Cerebellum saw server-side improvements that it attributed to HotSpot’s being well suited to the design of the company’s product, which repeatedly calls certain code segments for almost all of its operations. On the client side, however, performance improvements are attributed to HotSpot’s generational garbage collection, according to Cerebellum CTO Todd Olsen.

“Enhanced garbage collection helped the most with Cerebellum,” said Olsen. “In [our] highly graphic interface, the performance degradation is caused by a lot of object issues … before HotSpot, you could really tell when the application was doing garbage collection.”
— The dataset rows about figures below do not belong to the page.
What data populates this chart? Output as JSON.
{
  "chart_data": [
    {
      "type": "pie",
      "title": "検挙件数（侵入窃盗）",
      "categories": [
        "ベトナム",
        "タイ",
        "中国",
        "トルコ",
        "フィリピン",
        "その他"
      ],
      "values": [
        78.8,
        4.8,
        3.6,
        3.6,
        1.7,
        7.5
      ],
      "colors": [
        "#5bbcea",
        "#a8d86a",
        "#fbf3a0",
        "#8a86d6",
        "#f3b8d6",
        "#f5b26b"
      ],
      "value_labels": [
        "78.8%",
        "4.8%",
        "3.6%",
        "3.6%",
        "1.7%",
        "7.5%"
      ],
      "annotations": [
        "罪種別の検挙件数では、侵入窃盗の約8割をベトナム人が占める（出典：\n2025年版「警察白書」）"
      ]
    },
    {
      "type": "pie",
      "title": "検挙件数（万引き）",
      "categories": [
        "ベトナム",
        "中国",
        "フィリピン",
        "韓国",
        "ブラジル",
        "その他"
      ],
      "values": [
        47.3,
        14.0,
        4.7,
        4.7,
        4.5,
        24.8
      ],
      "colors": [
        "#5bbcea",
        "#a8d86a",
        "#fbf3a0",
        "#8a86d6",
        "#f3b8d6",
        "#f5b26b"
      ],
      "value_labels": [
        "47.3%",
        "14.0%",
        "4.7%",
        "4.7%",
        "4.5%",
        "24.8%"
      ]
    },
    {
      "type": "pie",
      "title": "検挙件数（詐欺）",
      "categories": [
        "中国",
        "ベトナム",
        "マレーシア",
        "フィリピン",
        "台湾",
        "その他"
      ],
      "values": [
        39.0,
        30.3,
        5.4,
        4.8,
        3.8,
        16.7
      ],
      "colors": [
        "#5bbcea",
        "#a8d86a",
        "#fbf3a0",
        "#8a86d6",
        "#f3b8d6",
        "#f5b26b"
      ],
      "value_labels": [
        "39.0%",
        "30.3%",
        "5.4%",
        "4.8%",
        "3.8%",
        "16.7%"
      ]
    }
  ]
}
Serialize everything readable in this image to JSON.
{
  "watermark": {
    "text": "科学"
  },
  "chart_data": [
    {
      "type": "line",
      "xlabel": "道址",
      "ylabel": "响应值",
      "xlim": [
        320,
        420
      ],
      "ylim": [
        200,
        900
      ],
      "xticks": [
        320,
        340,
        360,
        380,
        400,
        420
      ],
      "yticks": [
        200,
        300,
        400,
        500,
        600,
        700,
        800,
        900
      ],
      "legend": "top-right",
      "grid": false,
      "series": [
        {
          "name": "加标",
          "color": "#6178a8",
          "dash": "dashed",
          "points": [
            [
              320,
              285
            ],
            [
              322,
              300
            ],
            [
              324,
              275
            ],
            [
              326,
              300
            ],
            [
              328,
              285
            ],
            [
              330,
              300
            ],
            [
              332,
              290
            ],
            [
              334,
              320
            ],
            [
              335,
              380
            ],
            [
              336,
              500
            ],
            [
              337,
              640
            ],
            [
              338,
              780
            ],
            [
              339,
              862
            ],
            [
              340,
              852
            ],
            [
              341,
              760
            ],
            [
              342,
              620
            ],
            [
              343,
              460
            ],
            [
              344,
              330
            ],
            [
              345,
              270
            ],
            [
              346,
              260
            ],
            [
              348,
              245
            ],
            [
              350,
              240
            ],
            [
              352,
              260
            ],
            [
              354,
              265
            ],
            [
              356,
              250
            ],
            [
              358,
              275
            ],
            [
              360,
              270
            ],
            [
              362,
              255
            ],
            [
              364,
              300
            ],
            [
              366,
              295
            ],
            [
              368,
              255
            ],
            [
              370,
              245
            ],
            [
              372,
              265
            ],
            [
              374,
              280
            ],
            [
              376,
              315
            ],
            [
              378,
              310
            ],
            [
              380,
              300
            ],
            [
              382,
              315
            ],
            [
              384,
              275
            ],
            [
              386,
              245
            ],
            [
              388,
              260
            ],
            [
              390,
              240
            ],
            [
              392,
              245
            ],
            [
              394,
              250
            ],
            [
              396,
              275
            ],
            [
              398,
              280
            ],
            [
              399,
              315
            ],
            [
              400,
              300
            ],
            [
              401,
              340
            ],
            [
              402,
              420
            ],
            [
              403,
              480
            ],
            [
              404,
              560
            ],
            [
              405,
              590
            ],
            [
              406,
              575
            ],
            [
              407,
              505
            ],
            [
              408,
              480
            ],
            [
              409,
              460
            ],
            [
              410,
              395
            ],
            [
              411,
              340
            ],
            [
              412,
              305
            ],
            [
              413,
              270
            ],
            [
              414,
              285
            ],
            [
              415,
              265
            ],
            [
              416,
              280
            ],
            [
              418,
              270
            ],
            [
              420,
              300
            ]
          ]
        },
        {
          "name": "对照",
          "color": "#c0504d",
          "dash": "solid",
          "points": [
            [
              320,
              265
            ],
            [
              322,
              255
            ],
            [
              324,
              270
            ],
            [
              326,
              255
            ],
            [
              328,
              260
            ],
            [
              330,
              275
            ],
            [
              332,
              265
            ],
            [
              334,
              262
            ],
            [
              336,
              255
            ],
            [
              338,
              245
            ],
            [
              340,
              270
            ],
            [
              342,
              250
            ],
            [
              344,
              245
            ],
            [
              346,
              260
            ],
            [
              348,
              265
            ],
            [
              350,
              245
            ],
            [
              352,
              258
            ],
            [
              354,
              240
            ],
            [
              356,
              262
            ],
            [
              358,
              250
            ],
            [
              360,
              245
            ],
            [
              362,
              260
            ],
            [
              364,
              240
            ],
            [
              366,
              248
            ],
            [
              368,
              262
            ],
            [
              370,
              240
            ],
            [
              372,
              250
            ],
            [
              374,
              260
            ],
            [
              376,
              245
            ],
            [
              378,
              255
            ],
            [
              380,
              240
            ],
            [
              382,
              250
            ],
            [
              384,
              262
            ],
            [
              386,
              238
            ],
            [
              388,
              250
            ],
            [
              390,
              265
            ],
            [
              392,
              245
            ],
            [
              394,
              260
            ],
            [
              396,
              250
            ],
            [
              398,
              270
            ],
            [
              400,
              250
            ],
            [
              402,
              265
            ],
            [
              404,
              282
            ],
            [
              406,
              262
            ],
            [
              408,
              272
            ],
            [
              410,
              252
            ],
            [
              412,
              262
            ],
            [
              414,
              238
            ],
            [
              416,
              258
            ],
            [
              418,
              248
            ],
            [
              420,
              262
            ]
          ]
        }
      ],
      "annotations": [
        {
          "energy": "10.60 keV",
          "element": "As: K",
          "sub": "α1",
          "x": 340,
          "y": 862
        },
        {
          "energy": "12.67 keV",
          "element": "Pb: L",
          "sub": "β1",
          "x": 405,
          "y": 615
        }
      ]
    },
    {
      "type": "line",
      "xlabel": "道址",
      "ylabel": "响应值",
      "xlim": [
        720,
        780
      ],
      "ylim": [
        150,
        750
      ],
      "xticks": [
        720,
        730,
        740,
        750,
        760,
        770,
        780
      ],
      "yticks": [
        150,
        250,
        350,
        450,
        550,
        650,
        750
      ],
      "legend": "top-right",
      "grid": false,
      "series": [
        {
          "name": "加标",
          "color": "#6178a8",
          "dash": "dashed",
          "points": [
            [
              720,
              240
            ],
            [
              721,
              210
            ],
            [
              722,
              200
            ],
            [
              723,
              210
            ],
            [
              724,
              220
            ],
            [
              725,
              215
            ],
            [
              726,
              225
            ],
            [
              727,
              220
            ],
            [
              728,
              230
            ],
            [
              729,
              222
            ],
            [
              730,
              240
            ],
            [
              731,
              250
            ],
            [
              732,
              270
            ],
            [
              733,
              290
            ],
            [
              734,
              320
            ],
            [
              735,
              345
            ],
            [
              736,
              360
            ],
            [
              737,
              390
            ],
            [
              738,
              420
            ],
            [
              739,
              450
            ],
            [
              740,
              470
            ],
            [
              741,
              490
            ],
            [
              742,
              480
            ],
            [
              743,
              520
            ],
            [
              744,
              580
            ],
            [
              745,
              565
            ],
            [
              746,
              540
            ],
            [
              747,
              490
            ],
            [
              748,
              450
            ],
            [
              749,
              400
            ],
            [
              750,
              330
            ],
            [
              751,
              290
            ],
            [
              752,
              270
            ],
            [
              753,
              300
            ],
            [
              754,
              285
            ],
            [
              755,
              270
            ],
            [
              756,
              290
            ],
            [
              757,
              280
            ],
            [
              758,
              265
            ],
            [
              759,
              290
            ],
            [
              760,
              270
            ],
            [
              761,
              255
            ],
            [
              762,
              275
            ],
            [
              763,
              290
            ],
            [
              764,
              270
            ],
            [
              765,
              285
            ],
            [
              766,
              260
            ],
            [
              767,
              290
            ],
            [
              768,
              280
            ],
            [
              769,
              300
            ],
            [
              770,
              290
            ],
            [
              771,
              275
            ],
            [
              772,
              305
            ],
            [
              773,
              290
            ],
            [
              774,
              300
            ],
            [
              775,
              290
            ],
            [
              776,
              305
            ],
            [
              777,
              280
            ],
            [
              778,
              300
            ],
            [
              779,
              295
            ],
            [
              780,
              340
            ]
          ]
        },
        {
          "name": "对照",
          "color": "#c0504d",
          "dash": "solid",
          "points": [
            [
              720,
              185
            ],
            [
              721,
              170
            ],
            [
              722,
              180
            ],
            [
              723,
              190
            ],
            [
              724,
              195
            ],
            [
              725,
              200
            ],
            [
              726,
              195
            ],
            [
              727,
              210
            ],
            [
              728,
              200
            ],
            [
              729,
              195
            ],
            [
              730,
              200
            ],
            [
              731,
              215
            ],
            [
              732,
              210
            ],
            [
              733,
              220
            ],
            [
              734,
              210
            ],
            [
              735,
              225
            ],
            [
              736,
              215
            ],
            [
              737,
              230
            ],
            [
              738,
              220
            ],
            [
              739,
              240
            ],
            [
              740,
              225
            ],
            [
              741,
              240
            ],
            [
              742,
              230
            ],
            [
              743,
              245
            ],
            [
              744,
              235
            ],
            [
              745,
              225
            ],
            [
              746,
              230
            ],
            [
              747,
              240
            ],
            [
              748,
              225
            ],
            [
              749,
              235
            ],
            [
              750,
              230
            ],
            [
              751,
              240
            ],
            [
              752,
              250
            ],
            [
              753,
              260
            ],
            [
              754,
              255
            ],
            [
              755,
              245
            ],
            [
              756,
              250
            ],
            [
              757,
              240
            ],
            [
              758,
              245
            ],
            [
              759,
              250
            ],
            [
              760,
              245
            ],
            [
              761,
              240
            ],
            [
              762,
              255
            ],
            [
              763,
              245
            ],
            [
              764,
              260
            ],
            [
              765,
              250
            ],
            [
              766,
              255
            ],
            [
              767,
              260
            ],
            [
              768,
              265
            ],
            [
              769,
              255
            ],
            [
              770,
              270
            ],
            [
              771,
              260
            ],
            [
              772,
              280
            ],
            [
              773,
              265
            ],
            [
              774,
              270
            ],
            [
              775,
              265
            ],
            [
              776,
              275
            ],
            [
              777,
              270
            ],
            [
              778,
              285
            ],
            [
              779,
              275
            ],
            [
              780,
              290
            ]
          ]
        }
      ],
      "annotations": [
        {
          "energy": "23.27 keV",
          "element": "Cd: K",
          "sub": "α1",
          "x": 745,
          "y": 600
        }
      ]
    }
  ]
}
In other cases, however, clients aren’t likely to see much in the way of improvement, according to Sun. Whereas 90 percent of the average server-side application’s time is spent executing Java bytecode, client-side windowing and GUI operations often rely heavily on native code libraries and Java 2D APIs. Application performance in these cases is influenced heavily by the speed at which the OS executes calls to classes in the native libraries — a process that bypasses the JVM. Sun estimates that a typical client spends some 30 percent of its time waiting for native windowing code, as illustrated in Figure 4.

“On a typical client, 60 to 70 percent of the app’s time can be spent in the native libraries and about 25 percent [is spent] executing Java bytecodes,” said David Stoutamire, engineering manager for HotSpot compilation. “Most of the server apps we see are compute-intensive and that’s where HotSpot can speed things up. That’s a lot different from drawing polygons on a screen.”

With other server-side uses of Java, such as applets downloaded through a browser, code can change on the fly in ways that HotSpot simply can’t anticipate, said HotSpot Product Manager Bill Pataky. In addition, Sun points to the underlying operating system and hardware as a significant parameter of application speeds. That particular line of defense was hauled out periodically to defend Java 2’s rather poor performance in early VolanoMark scalability tests.

A free lunch

According to Sun, HotSpot is something of a free lunch in more ways than one. For starters, HotSpot’s memory footprint is comparable to that of Java 2, and HotSpot’s optimizer is small in comparison to the typical Java application, said Sun’s Stoutamire. Additionally, HotSpot’s memory model saves space by using compact, “handleless” objects. The Java 2 SDK uses handles to represent object references, which makes object relocation easier but requires more memory. HotSpot uses direct pointers as object references, updating the pointers during garbage collection.

HotSpot for Windows is available for download free of charge. HotSpot for SPARC will be available sometime in June.

Sun has been evasive about how exactly HotSpot is to be licensed. Company representatives will say only that Sun is investigating the possibility of placing parts of HotSpot in the Sun Community Source Lincensing program, and will form a more specific policy in the next six to nine months.

Sun says its next version of the performance engine (HotSpot 2.0) will improve Java 2 performance by another 30 percent. HotSpot 2.0 is due out later this summer, accompanied, no doubt, by more fanfare and a flurry of new benchmarks.